Уже который раз, вступая в разговор, я становлюсь мишенью для брани и оскорблений. Тем временем Манастабаль, моя проводница, раскладывает перевязочные материалы, мази, шины, иглы для подкожных инъекций, таблетки, достает из своей сумки скальпели и иглы для медицинских швов - не глядя на жертв и даже, кажется, не прислушиваясь к их речам. А те продолжают:

(Ты, которая проводишь свою жизнь как хочешь и гордишься этим, - что тебе здесь нужно? Ты знаешь о том, что в тюрьме, где я брожу меж четырех стен, едва волоча ноги, он принимается тщательно избивать меня ударами тяжелых сапог - сначала пинком в берцовую кость, потом по бедрам, по пизде - его сапог поднимается все выше, по мере того как мое тело складывается пополам, я корчусь и извиваюсь, моя кожа словно покрывается ожогами медуз, которые протягивают свои язвящие щупальца все дальше и дальше, и среди этого града ударов, которые он наносит уже сверху, в моей голове, где-то между глазами и затылком, вспыхивает слабое сияние - и вот мое тело становится влажной бесформенной грудой, не имеющей никакого отношения ко мне, связанной со мной одной только болью; а удары все продолжают сыпаться - в живот, в грудь, в бока, и вот мне кажется, что внутри уже не осталось живого места - но вот новый удар ногой: по глазам, носу, губам - и когда я замираю на полу, опухшая и окровавленная, я ничего уже не вижу, все погружается во мрак.)

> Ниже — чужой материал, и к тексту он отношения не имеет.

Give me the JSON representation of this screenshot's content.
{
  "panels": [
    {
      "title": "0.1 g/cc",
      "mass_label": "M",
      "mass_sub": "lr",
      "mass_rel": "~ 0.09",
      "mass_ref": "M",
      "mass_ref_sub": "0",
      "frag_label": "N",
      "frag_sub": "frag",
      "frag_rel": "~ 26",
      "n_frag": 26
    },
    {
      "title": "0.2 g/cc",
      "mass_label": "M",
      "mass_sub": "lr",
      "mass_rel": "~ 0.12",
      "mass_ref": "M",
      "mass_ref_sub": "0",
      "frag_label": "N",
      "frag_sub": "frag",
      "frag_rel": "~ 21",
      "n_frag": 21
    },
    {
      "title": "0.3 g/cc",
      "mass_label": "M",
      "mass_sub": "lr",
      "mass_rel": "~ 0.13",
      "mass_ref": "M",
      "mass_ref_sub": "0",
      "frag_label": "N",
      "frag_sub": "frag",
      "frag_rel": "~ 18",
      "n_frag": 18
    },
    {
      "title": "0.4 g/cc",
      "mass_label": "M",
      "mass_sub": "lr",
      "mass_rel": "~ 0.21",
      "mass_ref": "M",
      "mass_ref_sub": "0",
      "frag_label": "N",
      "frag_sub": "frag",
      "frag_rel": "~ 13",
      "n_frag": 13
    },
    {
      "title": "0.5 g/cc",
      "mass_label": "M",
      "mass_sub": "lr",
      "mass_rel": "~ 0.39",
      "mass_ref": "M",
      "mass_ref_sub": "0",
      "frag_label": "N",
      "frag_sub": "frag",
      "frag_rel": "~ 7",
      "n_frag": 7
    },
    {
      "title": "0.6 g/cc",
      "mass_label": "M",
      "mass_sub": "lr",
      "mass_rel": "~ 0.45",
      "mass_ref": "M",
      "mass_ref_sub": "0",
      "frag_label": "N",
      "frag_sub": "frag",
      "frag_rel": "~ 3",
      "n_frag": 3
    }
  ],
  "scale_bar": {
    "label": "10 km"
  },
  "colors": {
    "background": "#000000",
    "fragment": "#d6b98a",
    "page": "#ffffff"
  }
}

Я смотрю на них и вижу, что их лица уже не человеческие. Их голоса сливаются, превращаясь в хриплый рык, бульканье, шипение и свист, раздающийся из бесформенной массы, изуродованной побоями и страданиями. Рассказы о зверствах, жертвами которых они стали, все множатся, звучат все новые подробности. Выясняется, что они настоящие эксперты в области побоев и ранений - их познания обширны и детальны. Для них нет ничего неизвестного в том, как наносить удары, оглушать, бить со всего размаху, сломать нос, крестец или ребра, разбить голову, стремительно набрасываться, избивать, выпускать кишки, дубасить, грубо обращаться, осыпать побоями, калечить руки и ноги, топтать сапогами. Они знают все о ранах и ушибах, которые могут быть получены от раздроблений, разрывов, ударов, переломов. Они знают все о палках, дубинках и тяжелых дубинах, тростях, хлыстах, кольях, ружейных прикладах, кувалдах, прутьях, бычьих жилах, резиновых шлангах, стрекалах. Так же хорошо они знают о холодном оружии (ножи, тесаки, топоры, кинжалы, мечи, бритвы, пилы, ножи для колки льда, ножницы) и огнестрельном (револьверы, ружья, винтовки), с жаром обсуждают в деталях способы заточки одних и перезарядки других. Они рассказывают о протыкании, раздроблении, расчленении, рассечении, разрезании или об изрешечении пулями - и, каким бы плачевным ни было их состояние, они еще усугубляют его своими рассказами. Глядя на них, до такой степени искалеченных, постигнутых столь жестокой участью, что лишь немедленное усиленное лечение могло бы их спасти, мне хочется, чтобы они поберегли силы, и я пытаюсь заставить их замолчать. Но Манастабаль, моя проводница, ощупывая переломы и ушибленные места, вправляя вывихи и приводя в порядок связки, приказывает мне не мешать им говорить:

(Благо, что словами можно умерить те страдания, которые выпали на их долю.)


Загрузка...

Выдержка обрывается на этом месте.